Izin Pembuangan Limbah PT SIM Belum Keluar, Ikan di Sungai Mati, Siapa Yang Bertanggungjawab?

PT Sawit Inti Makmur
Ilustrasi ikan mati karena limbah pabrik PT Sawit Inti Makmur

Logas Hilir — Sebuah pabrik kelapa sawit milik PT Sawit Inti Makmur (SIM) yang berlokasi di Desa Logas Hilir, Kecamatan Singingi, Kabupaten Kuantan Singingi, dikabarkan telah memulai operasionalnya meski belum mengantongi izin lengkap.

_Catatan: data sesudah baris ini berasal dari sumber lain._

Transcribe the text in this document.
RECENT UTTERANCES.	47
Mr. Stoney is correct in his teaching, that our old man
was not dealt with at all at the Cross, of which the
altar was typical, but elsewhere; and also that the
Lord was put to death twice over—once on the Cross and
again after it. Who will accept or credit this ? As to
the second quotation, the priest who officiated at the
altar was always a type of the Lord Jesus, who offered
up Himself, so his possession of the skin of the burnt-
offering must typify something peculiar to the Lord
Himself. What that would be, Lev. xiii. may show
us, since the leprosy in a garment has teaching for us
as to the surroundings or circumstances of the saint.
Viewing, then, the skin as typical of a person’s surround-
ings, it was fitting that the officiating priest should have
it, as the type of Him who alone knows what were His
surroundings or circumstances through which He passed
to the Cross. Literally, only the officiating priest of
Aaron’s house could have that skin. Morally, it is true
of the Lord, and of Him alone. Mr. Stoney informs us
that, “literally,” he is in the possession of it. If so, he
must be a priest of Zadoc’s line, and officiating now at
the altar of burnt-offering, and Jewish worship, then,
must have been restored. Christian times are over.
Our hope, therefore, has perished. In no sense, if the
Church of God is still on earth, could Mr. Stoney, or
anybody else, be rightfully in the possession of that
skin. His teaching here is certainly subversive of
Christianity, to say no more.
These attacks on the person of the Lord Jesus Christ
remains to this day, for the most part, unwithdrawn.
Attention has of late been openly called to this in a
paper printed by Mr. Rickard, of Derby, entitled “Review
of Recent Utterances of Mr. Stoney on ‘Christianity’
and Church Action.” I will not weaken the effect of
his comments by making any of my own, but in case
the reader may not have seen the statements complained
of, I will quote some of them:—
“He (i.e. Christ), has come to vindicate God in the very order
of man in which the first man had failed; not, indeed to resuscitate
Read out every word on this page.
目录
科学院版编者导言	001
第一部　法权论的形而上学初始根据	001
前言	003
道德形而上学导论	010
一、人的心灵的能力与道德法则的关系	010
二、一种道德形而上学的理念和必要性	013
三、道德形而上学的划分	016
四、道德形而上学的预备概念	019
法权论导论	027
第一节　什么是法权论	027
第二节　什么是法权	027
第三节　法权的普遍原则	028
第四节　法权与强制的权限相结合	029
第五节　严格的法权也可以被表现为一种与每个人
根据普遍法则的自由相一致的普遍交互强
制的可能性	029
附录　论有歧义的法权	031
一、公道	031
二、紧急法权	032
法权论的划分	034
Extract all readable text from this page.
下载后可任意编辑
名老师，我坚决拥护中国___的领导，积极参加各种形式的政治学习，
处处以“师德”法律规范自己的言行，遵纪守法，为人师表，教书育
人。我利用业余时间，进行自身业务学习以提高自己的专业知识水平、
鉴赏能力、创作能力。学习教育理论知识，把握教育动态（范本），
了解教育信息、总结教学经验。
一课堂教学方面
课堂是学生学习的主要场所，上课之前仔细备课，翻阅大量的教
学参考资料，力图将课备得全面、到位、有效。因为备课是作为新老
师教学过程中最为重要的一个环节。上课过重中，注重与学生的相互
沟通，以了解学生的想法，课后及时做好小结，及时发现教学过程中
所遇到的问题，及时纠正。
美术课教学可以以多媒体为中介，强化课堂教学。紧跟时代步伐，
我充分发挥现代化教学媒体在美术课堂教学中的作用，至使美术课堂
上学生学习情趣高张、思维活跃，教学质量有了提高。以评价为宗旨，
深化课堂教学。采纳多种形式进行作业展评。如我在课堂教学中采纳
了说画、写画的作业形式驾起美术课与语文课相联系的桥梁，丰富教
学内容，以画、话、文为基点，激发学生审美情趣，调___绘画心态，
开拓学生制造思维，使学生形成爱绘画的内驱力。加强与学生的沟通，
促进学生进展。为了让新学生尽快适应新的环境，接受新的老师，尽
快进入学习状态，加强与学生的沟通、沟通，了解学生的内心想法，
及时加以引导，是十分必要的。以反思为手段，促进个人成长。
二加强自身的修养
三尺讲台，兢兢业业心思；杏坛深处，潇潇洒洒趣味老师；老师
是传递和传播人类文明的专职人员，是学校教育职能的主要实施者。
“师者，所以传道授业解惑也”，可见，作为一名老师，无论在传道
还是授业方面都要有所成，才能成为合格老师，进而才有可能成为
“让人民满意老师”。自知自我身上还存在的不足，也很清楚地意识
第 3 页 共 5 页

Menurut keterangan dari Deflides Kepala Dinas Lingkungan Hidup (DLH) Kabupaten Kuantan Singingi, perusahaan tersebut hingga kini belum memiliki Izin Operasional Kelayakan Pembuangan Limbah. Selain itu, masih ada beberapa dokumen perizinan lain yang belum dipenuhi.

Surat layak operasional pembuangan limbah cair mereka belum keluar, surat itu bisa keluar apabila tiga kali pihak perusahaan tersebut melaporkan ambang di bawah baku mutu, namun mereka tetap diperbolehkan beroperasi” ucap deflides kadis DLH Kuansing kepada Hitam Putih News, Sabtu 24/05/2025.

Ironisnya, pada Sabtu pagi (24/5/2025) sekitar pukul 07.00 WIB, warga dikejutkan dengan fenomena matinya ribuan ikan secara massal di sepanjang aliran Sungai Singingi dan Singingi Hilir. Warga menduga kuat bahwa peristiwa ini disebabkan oleh pembuangan limbah dari pabrik kelapa sawit milik PT SIM yang baru saja beroperasi.

Air itu memang keruh dan hitam, berdasarkan temuan di lapangan tadi tetap kita buatkan berita acara oleh tim pengawas bahwasanya operasi pabrik tersebut untuk sementara dihentikan dulu” ucap deflides.

Lebih lanjut Deflides juga menyebutkan bahwa memang ada aliran anak sungai yang berada di samping PT SIM tersebut yang bermuara ke sungai lembu dan sungai lembu itu bermuara ke sungai Singingi.

Bacaan Lainnya

Memang ada aliran anak sungai yang berada di samping PT SIM tersebut yang bermuara ke sungai lembu dan sungai lembu itu bermuara ke sungai Singingi” lanjut Deflides.

Peristiwa ini bukan kali pertama terjadi. Sejumlah warga mengaku, insiden serupa sempat terjadi sekitar seminggu sebelumnya, meski jumlah ikan mati saat itu tidak sebanyak kali ini.

Kejadian ini pun memicu pertanyaan besar di tengah masyarakat: bagaimana mungkin sebuah pabrik bisa beroperasi tanpa izin lengkap? Publik mulai berspekulasi adanya dugaan permainan antara perusahaan dan pihak-pihak tertentu yang memiliki kekuasaan.

Awak media mencoba menghubungi humas PT. SIM, namun hingga berita ini diturunkan, pihak humas PT SIM tidak menjawab panggilan suara awak media dan belum ada pernyataan resmi dari pihak perusahaan mengenai dugaan pencemaran dan kelengkapan izin operasional pabrik tersebut.